Publié le 20 mai 2006 par Menear

J’ai entendu parler de ce film pour la première fois par hasard, en lisant en diagonale les critiques de Télérama, comme ça, pour passer le temps. La critique en question était plutôt positive (même très positive, en fait, tout comme la majorité de la presse), ce qui m’a motivé pour voir ce film québécois dont je ne connaissais finalement pas grand-chose (le fait que le personnage principal ait une belle gueule et soit fan de Bowie m’ayant déjà convaincu). Je ne suis pas allé le voir au ciné, cela dit, mais je l’ai mis à télécharger (c’est bien entendu une métaphore pour dire que j’ai commencé à économiser pour m’acheter le DVD quand il sortira, je ne fais rien d’illégal, moi… hum…). Je l’ai oublié pendant quelques jours ou semaines et puis voilà que Fanny me parle de ce film il y a deux ou trois jours, film qu’elle est allé voir, elle, au ciné. Ce qu’elle m’en a dit m’a donné envie de le voir et, ça tombe bien, les vacances aidant, je n’ai pas grand-chose à faire de mes journées, j’ai donc programmé ça pour un après-midi.

C.R.A.Z.Y.

Bon, on ne va pas tourner en rond pendant cent sept ans : c’est un bon film, une très bonne surprise. Le point de départ est le suivant : le spectateur suit l’évolution d’un personnage, Zac, avant dernier né d’une famille de cinq enfants.

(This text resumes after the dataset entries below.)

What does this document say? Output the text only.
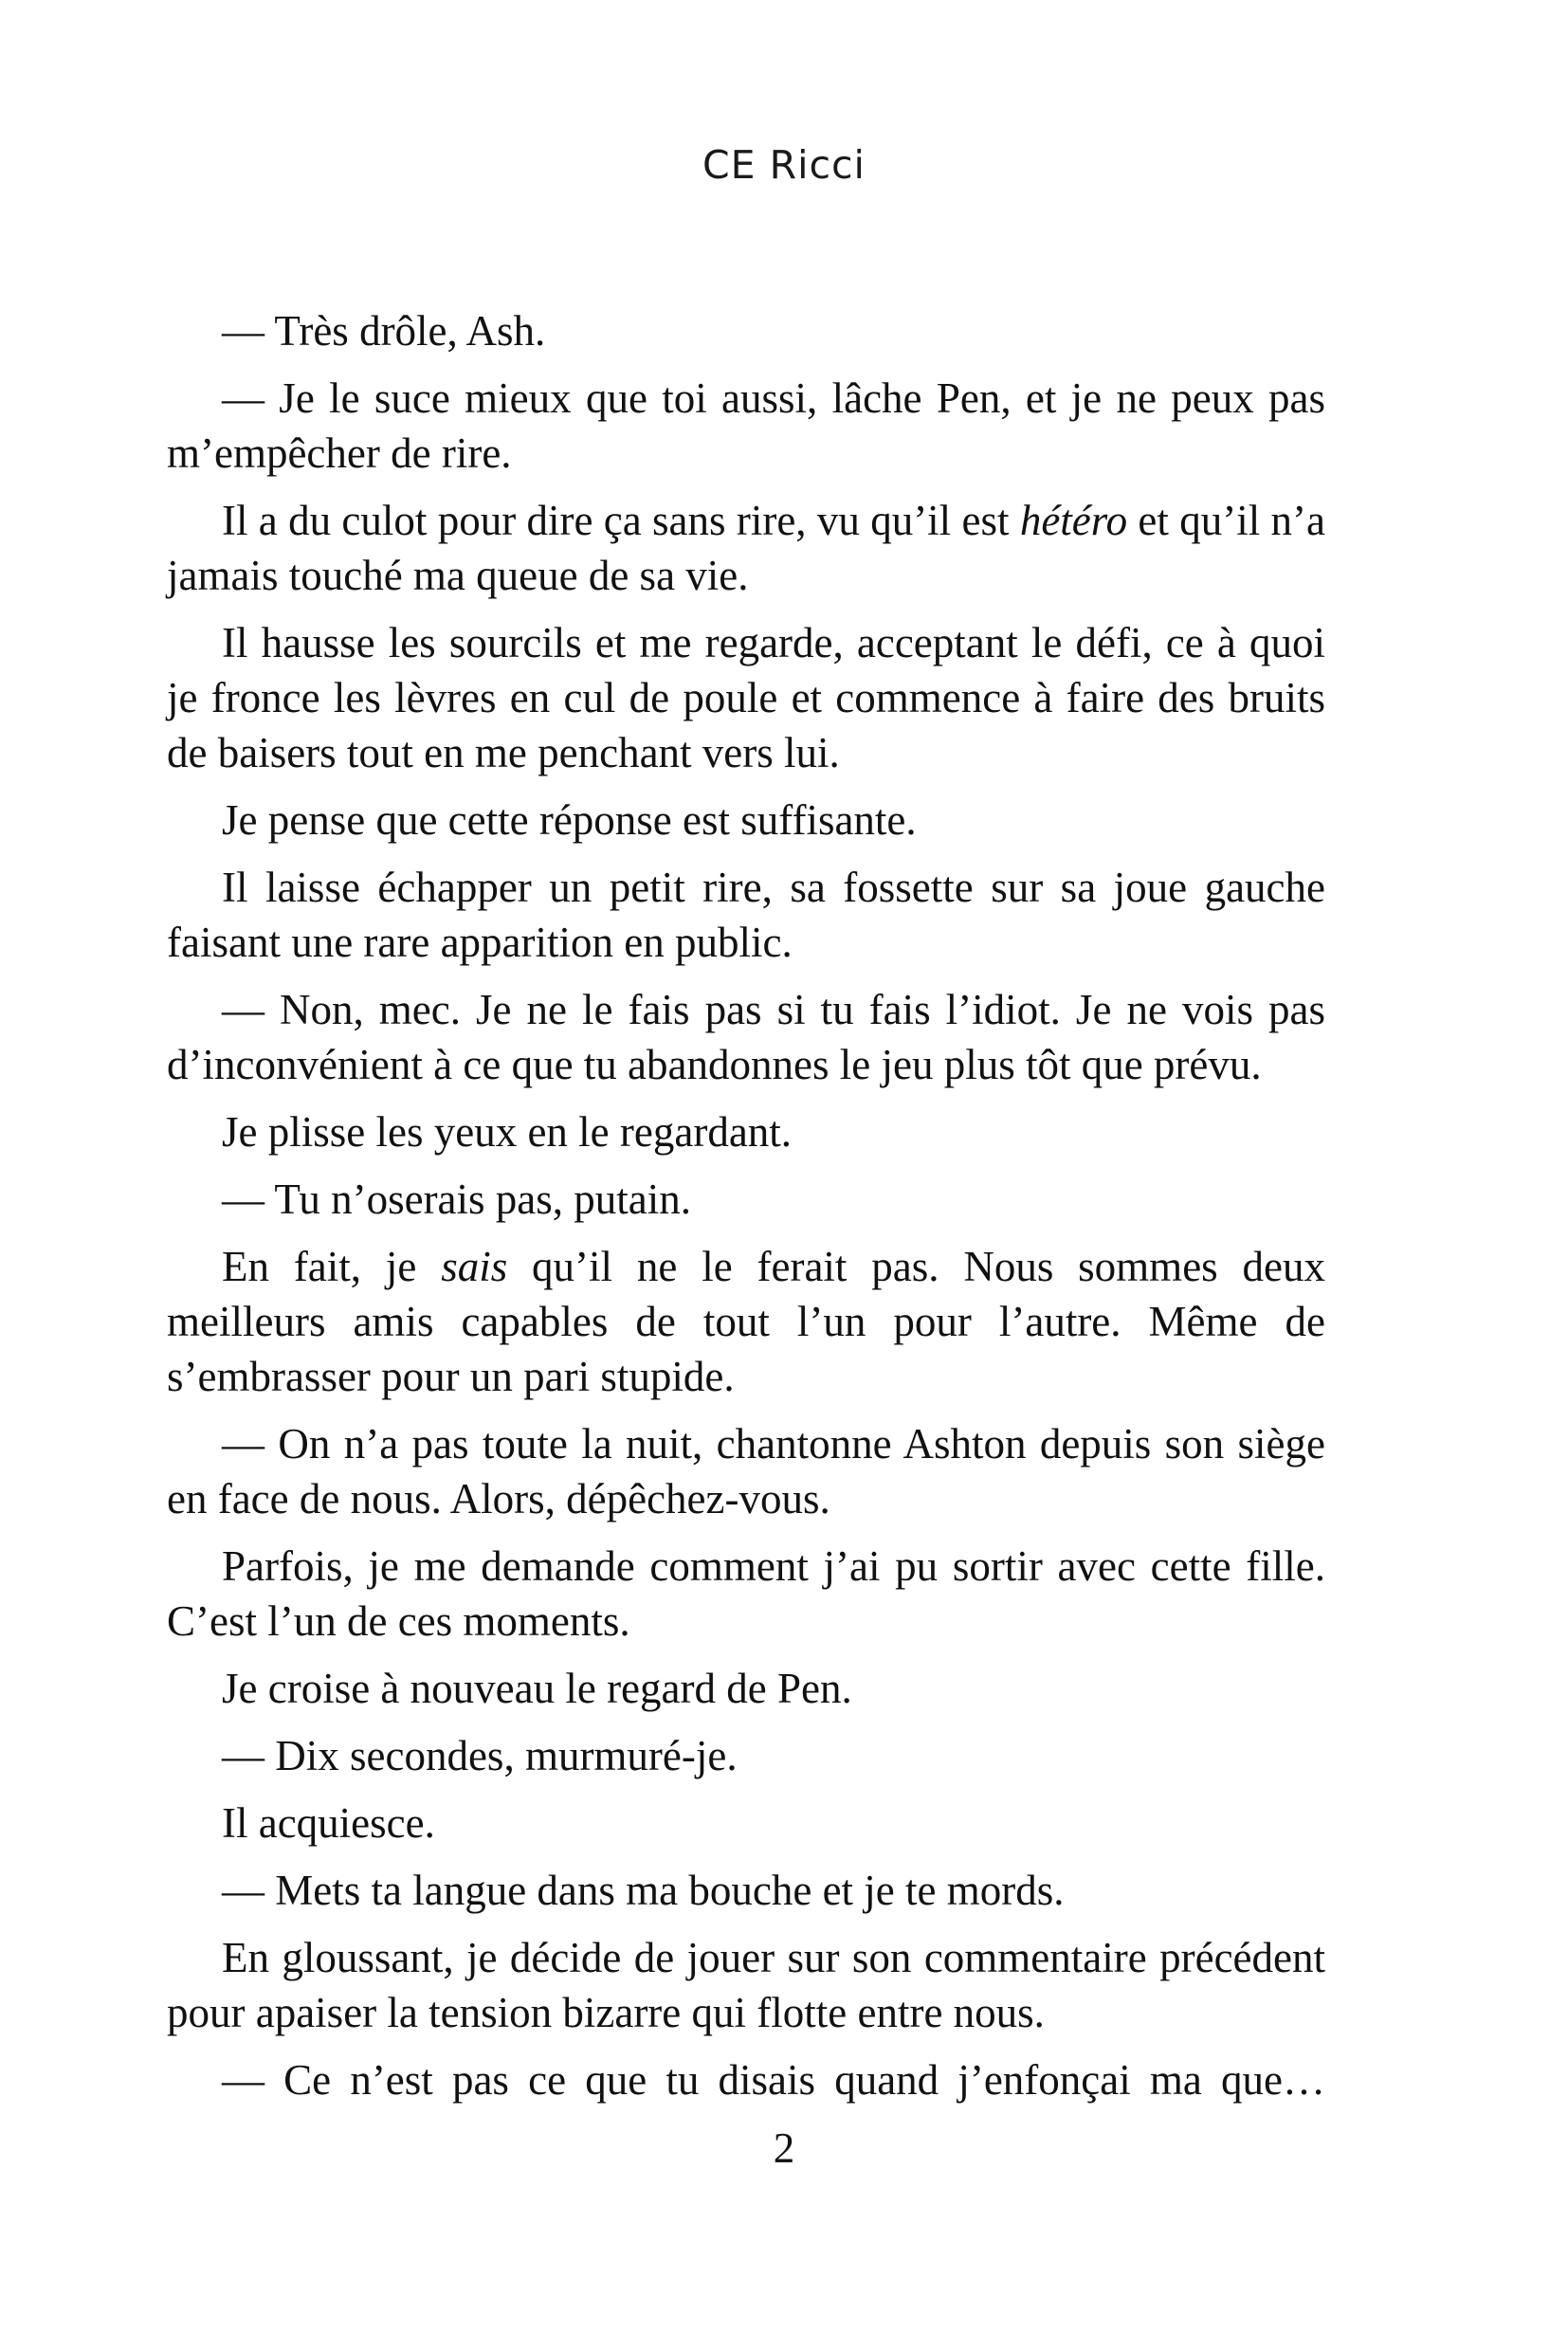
CE Ricci

— Très drôle, Ash.

— Je le suce mieux que toi aussi, lâche Pen, et je ne peux pas m’empêcher de rire.

Il a du culot pour dire ça sans rire, vu qu’il est hétéro et qu’il n’a jamais touché ma queue de sa vie.

Il hausse les sourcils et me regarde, acceptant le défi, ce à quoi je fronce les lèvres en cul de poule et commence à faire des bruits de baisers tout en me penchant vers lui.

Je pense que cette réponse est suffisante.

Il laisse échapper un petit rire, sa fossette sur sa joue gauche faisant une rare apparition en public.

— Non, mec. Je ne le fais pas si tu fais l’idiot. Je ne vois pas d’inconvénient à ce que tu abandonnes le jeu plus tôt que prévu.

Je plisse les yeux en le regardant.

— Tu n’oserais pas, putain.

En fait, je sais qu’il ne le ferait pas. Nous sommes deux meilleurs amis capables de tout l’un pour l’autre. Même de s’embrasser pour un pari stupide.

— On n’a pas toute la nuit, chantonne Ashton depuis son siège en face de nous. Alors, dépêchez-vous.

Parfois, je me demande comment j’ai pu sortir avec cette fille. C’est l’un de ces moments.

Je croise à nouveau le regard de Pen.

— Dix secondes, murmuré-je.

Il acquiesce.

— Mets ta langue dans ma bouche et je te mords.

En gloussant, je décide de jouer sur son commentaire précédent pour apaiser la tension bizarre qui flotte entre nous.

— Ce n’est pas ce que tu disais quand j’enfonçai ma que…

2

Le tout se déroule dans les années soixante-dix/ quatre-vingt et propose de suivre la jeunesse de Zac à travers trois âges : l’enfance, l’adolescence et le début de l’âge adulte. Autour de lui se trouvent ses parents (une mère très croyante et un père fan d’Aznavour un peu en retard sur cette époque de changements permanents) et ses quatre frères (qui sont, bonjour les stéréotypes, l’intello, le rebelle drogué, le sportif et le plus jeune qu’on ne voit que peu souvent). Ajoutez à cela que la mère de Zac est persuadé que celui-ci à des dons (il est né le 25 décembre et aurait des facultés à soigner les coupures ou les brûlures) et vous aurez plus ou moins le tableau du film. Un point de départ assez banal, mais on n’y fait pas réellement attention.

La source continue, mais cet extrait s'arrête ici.